Borderers’ need for speed on internet yet to be met, but progress promised

Tweedbank Primary School pupils Sam McBarron, left, and Charlie Burns, both 10, at the DSSB event.
Tweedbank Primary School pupils Sam McBarron, left, and Charlie Burns, both 10, at the DSSB event.

Almost a fifth of Borderers are still waiting for their need for speed while using the internet to be met.

Nationwide, all but one in 20 households and businesses are said to have access to superfast broadband, but in the Borders the proportion of folk still waiting to get up to speed is more than 17%, almost one in five.

A meeting of Scottish Borders Council’s executive on Tuesday heard that the £428m Digital Scotland Superfast Broadband programme (DSSB), launched in 2014 to extend efficient internet access nationwide, is still falling well short of its target here.

Figures provided by DSSB in September showed that new service provision had been enabled for just 82.7% of premises here, 31,800 in total.

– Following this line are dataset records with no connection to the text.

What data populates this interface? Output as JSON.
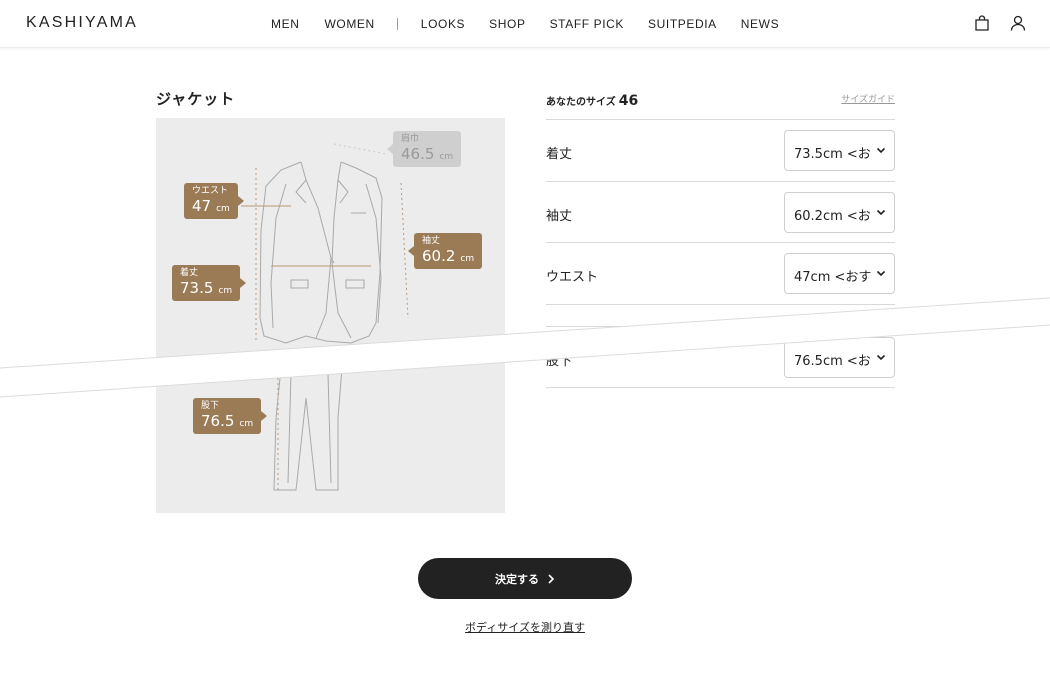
{
  "header": {
    "logo": "KASHIYAMA",
    "nav": [
      "MEN",
      "WOMEN",
      "LOOKS",
      "SHOP",
      "STAFF PICK",
      "SUITPEDIA",
      "NEWS"
    ],
    "icons": [
      "shopping-bag-icon",
      "user-icon"
    ]
  },
  "section": {
    "title": "ジャケット"
  },
  "figure": {
    "tags": {
      "shoulder": {
        "label": "肩巾",
        "value": "46.5",
        "unit": "cm"
      },
      "waist": {
        "label": "ウエスト",
        "value": "47",
        "unit": "cm"
      },
      "sleeve": {
        "label": "袖丈",
        "value": "60.2",
        "unit": "cm"
      },
      "length": {
        "label": "着丈",
        "value": "73.5",
        "unit": "cm"
      },
      "inseam": {
        "label": "股下",
        "value": "76.5",
        "unit": "cm"
      }
    },
    "colors": {
      "tag": "#9a7b56",
      "tag_inactive": "#cfcfcf",
      "background": "#ececec"
    }
  },
  "size_panel": {
    "your_size_label": "あなたのサイズ",
    "your_size_value": "46",
    "size_guide": "サイズガイド",
    "rows": [
      {
        "name": "着丈",
        "select_value": "73.5cm <お"
      },
      {
        "name": "袖丈",
        "select_value": "60.2cm <お"
      },
      {
        "name": "ウエスト",
        "select_value": "47cm <おす"
      },
      {
        "name": "",
        "select_value": ""
      },
      {
        "name": "股下",
        "select_value": "76.5cm <お"
      }
    ]
  },
  "actions": {
    "decide": "決定する",
    "remeasure": "ボディサイズを測り直す"
  }
}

It is now aiming to get just short of 95% of properties here hooked up by the end of the year, the same percentage the rest of the country is said to have reached already.

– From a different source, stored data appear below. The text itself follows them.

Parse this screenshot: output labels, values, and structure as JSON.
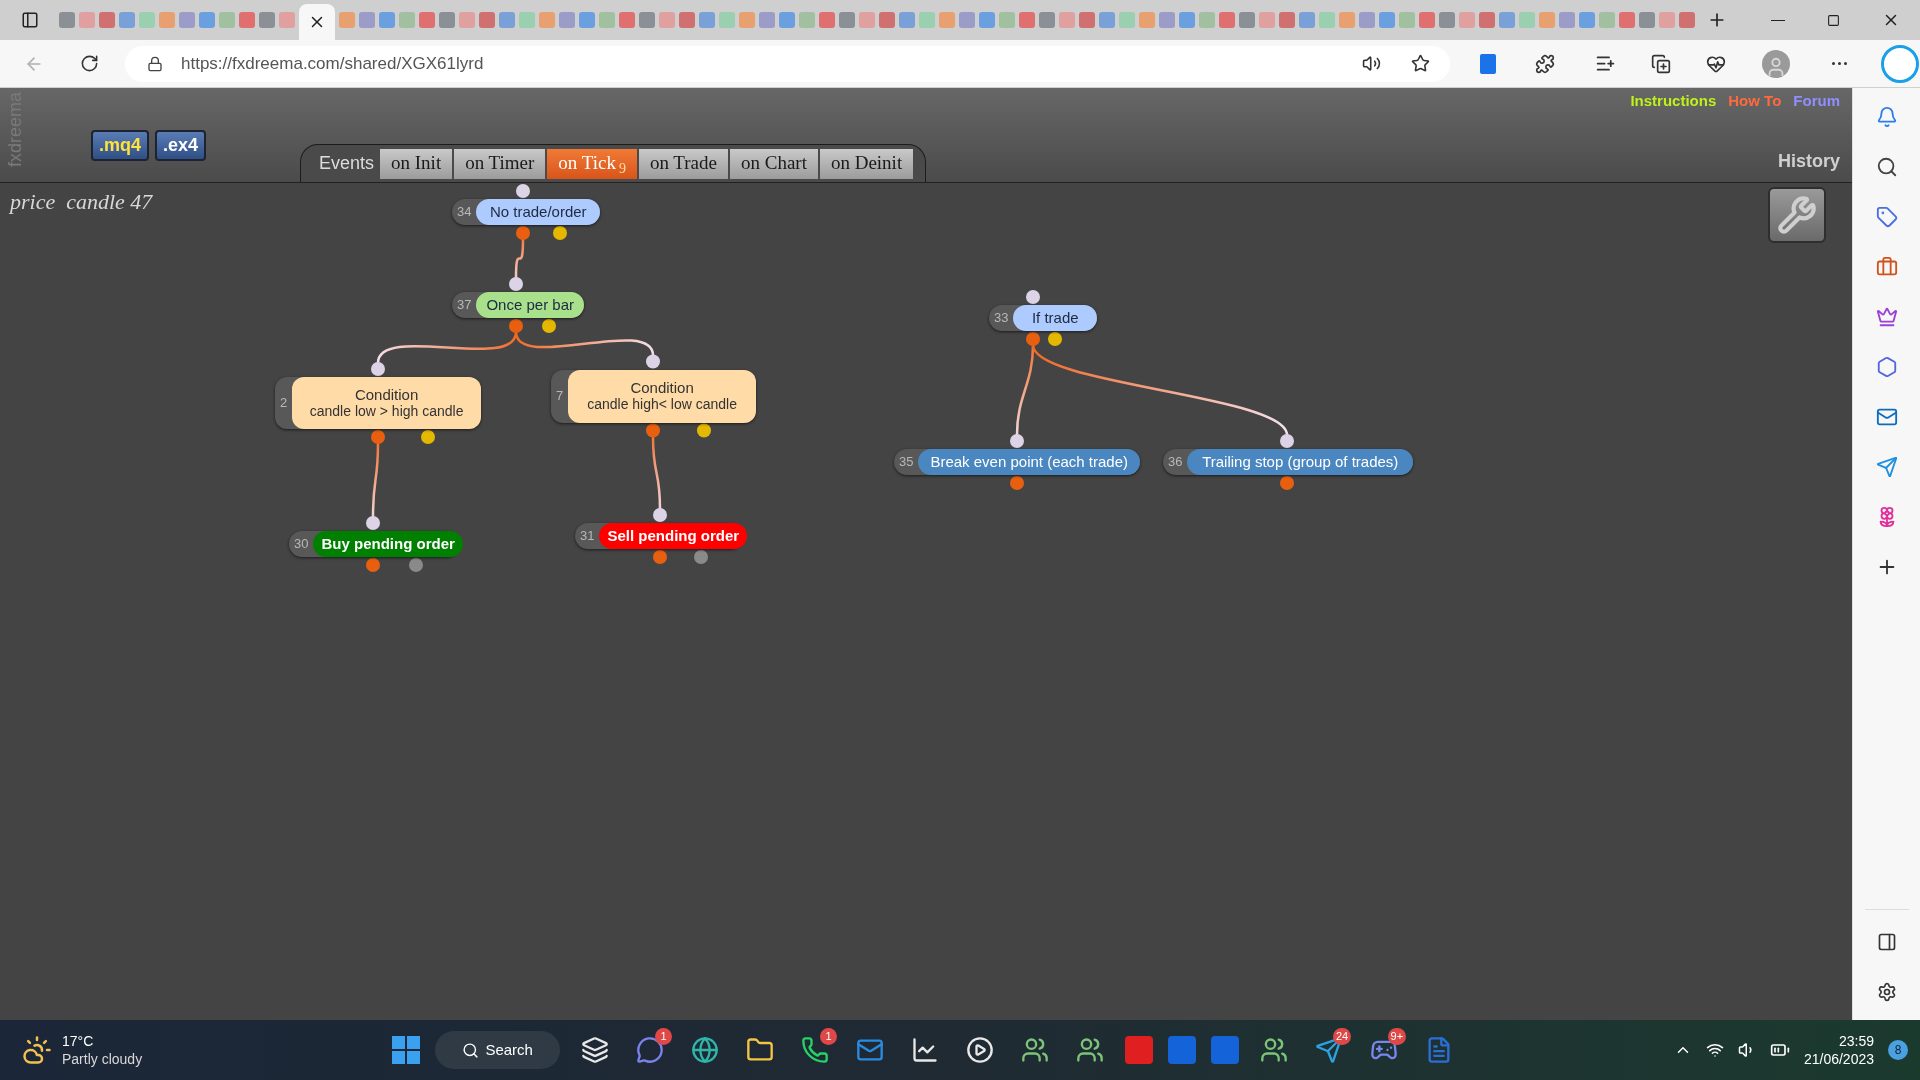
{
  "browser": {
    "url": "https://fxdreema.com/shared/XGX61lyrd"
  },
  "header_links": [
    {
      "label": "Instructions",
      "color": "#bff21a"
    },
    {
      "label": "How To",
      "color": "#ff6a3d"
    },
    {
      "label": "Forum",
      "color": "#8f8fff"
    }
  ],
  "brand": "fxdreema",
  "file_buttons": [
    ".mq4",
    ".ex4"
  ],
  "events_label": "Events",
  "tabs": [
    {
      "label": "on Init",
      "selected": false
    },
    {
      "label": "on Timer",
      "selected": false
    },
    {
      "label": "on Tick",
      "badge": "9",
      "selected": true
    },
    {
      "label": "on Trade",
      "selected": false
    },
    {
      "label": "on Chart",
      "selected": false
    },
    {
      "label": "on Deinit",
      "selected": false
    }
  ],
  "history": "History",
  "project_title": "price  candle 47",
  "blocks": [
    {
      "number": "34",
      "kind": "filter",
      "label": "No trade/order",
      "color": "#aecbff",
      "children": [
        {
          "number": "37",
          "kind": "filter",
          "label": "Once per bar",
          "color": "#a9e08c",
          "children": [
            {
              "number": "2",
              "kind": "condition",
              "title": "Condition",
              "label": "candle low > high candle",
              "color": "#ffdba8",
              "children": [
                {
                  "number": "30",
                  "kind": "action",
                  "label": "Buy pending order",
                  "color": "#008000"
                }
              ]
            },
            {
              "number": "7",
              "kind": "condition",
              "title": "Condition",
              "label": "candle high< low candle",
              "color": "#ffdba8",
              "children": [
                {
                  "number": "31",
                  "kind": "action",
                  "label": "Sell pending order",
                  "color": "#ff0000"
                }
              ]
            }
          ]
        }
      ]
    },
    {
      "number": "33",
      "kind": "filter",
      "label": "If trade",
      "color": "#aecbff",
      "children": [
        {
          "number": "35",
          "kind": "modify",
          "label": "Break even point (each trade)",
          "color": "#4a86bf"
        },
        {
          "number": "36",
          "kind": "modify",
          "label": "Trailing stop (group of trades)",
          "color": "#4a86bf"
        }
      ]
    }
  ],
  "taskbar": {
    "weather": {
      "temperature": "17°C",
      "condition": "Partly cloudy"
    },
    "apps": [
      {
        "kind": "start"
      },
      {
        "kind": "search",
        "label": "Search"
      },
      {
        "kind": "taskview"
      },
      {
        "kind": "chat",
        "badge": "1"
      },
      {
        "kind": "browser"
      },
      {
        "kind": "folder"
      },
      {
        "kind": "phone",
        "badge": "1"
      },
      {
        "kind": "mail"
      },
      {
        "kind": "chart"
      },
      {
        "kind": "player"
      },
      {
        "kind": "people"
      },
      {
        "kind": "people"
      },
      {
        "kind": "square-red"
      },
      {
        "kind": "square-blue"
      },
      {
        "kind": "square-blue"
      },
      {
        "kind": "people"
      },
      {
        "kind": "send",
        "badge": "24"
      },
      {
        "kind": "gamepad",
        "badge": "9+"
      },
      {
        "kind": "doc"
      }
    ],
    "time": "23:59",
    "date": "21/06/2023",
    "notifications": "8"
  }
}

The aim after that, thanks a new £600m Scottish Government-funded programme called Reaching 100%, is to deliver superfast broadband access for every property in the country by the end of 2021.

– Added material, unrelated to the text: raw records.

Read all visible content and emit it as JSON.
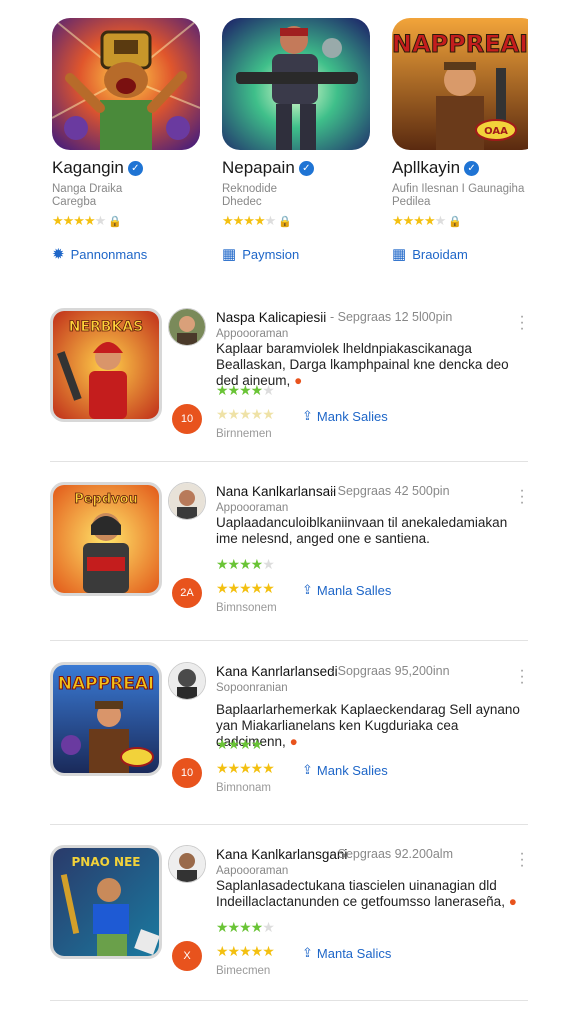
{
  "featured": [
    {
      "name": "Kagangin",
      "developer": "Nanga Draika",
      "category": "Caregba",
      "rating": 4,
      "link": "Pannonmans",
      "link_icon": "gear-icon"
    },
    {
      "name": "Nepapain",
      "developer": "Reknodide",
      "category": "Dhedec",
      "rating": 4,
      "link": "Paymsion",
      "link_icon": "grid-icon"
    },
    {
      "name": "Apllkayin",
      "developer": "Aufin Ilesnan I Gaunagiha",
      "category": "Pedilea",
      "rating": 4,
      "link": "Braoidam",
      "link_icon": "grid-icon"
    }
  ],
  "reviews": [
    {
      "title": "Naspa Kalicapiesii",
      "meta": "- Sepgraas  12 5l00pin",
      "author": "Appoooraman",
      "body": "Kaplaar baramviolek lheldnpiakascikanaga Beallaskan, Darga lkamphpainal kne dencka deo ded aineum,",
      "stars_green": 4,
      "badge": "10",
      "stars_gold": 5,
      "action": "Mank Salies",
      "footer": "Birnnemen",
      "thumb_caption": "NERBKAS"
    },
    {
      "title": "Nana Kanlkarlansaii",
      "meta": "- Sepgraas  42 500pin",
      "author": "Appoooraman",
      "body": "Uaplaadanculoiblkaniinvaan til anekaledamiakan ime nelesnd, anged one e santiena.",
      "stars_green": 4,
      "badge": "2A",
      "stars_gold": 5,
      "action": "Manla Salles",
      "footer": "Bimnsonem",
      "thumb_caption": "Pepdvou"
    },
    {
      "title": "Kana Kanrlarlansedi",
      "meta": "- Sopgraas  95,200inn",
      "author": "Sopoonranian",
      "body": "Baplaarlarhemerkak Kaplaeckendarag Sell aynano yan Miakarlianelans ken Kugduriaka cea dadcimenn,",
      "stars_green": 4,
      "badge": "10",
      "stars_gold": 5,
      "action": "Mank Salies",
      "footer": "Bimnonam",
      "thumb_caption": "NAPPREAI"
    },
    {
      "title": "Kana Kanlkarlansgani",
      "meta": "- Sepgraas  92.200alm",
      "author": "Aapoooraman",
      "body": "Saplanlasadectukana tiascielen uinanagian dld Indeillaclactanunden ce getfoumsso laneraseña,",
      "stars_green": 4,
      "badge": "X",
      "stars_gold": 5,
      "action": "Manta Salics",
      "footer": "Bimecmen",
      "thumb_caption": "PNAO NEE"
    }
  ],
  "colors": {
    "accent_blue": "#1e66c8",
    "verified": "#1f74d4",
    "badge_orange": "#e8531d",
    "star_gold": "#f3c011",
    "star_green": "#6ac436"
  }
}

Kelso and district councillor Tom Weatherston told this week’s meeting: “The biggest issue in rural communities is the lack of a timescale. People really want to know when they will get it, and I think they feel left in the dark. The more information we can give rural communities about the timescale of this the better.”

Bryan McGrath, the council’s chief economic development officer, told councillors: “Digital connectivity is critical to the economic development and competitiveness of the Borders.

“Scottish Borders Council has contributed significantly to the rollout of the Scottish Government’s DSSB programme, spending £8.4m over two years to help extend the rollout as far as possible in the Borders.

“Although progress is being made in delivering the DSSB programme, there remain a number of challenging issues to be addressed in relation to providing superfast broadband services across the Borders.

“One of the key issues is that although a home or business may be connected to the new fibre-enabled technology, if they are located too far from the cabinet or exchange, then it is likely that there will be no improvement in their broadband service.”

A further 12% of Borders premises are expected to get up to speed by the end of 2018, with the remaining 5% to follow by three years after that, though, and DSSB staged an event at Tweedbank railway station, also on Tuesday, to mark the progress it has made so far and aspires to build on over the next four years.

Representatives of the DSSB team were joined at the station by Mid Berwickshire councillor Mark Rowley, the council’s executive member for business and economic development, and pupils from nearby Tweedbank Primary School to celebrate increased fibre availability along the Borders Railway route.

“In just over two years, the Borders Railway has had a significant positive impact on the area, and we are dedicated to maximising the economic impacts of the route,” said Mr Rowley.

“The availability of superfast broadband along the Borders Railway corridor is vital to businesses who may be looking to establish themselves here or people wanting to move and utilise the railway for business and pleasure.

“The DSSB programme is increasingly delivering vital broadband infrastructure to more communities across the Borders.

“We do, however, recognise that not all Borders residents will benefit from this programme, or still face slow speeds, and we continue to work hard with a range of partners, pushing them hard to improve digital connectivity for residents and businesses across the region.”

Alyson Weir, headteacher at Tweedbank Primary, said: “It was fantastic to see our pupils involved in helping to celebrate the latest fibre broadband across the Scottish Borders.

“It was a great opportunity for them to see the amount of hard work that’s involved in connecting up communities.”

DSSB programme director Sara Budge added: “It is fantastic to see fibre broadband benefiting local residents and businesses along the length of the Borders Railway route.

“I would like to thank Mark Rowley and senior pupils from Tweedbank Primary School for joining us to celebrate that fact that, together with Borders Railway, we are making Scotland more connected.”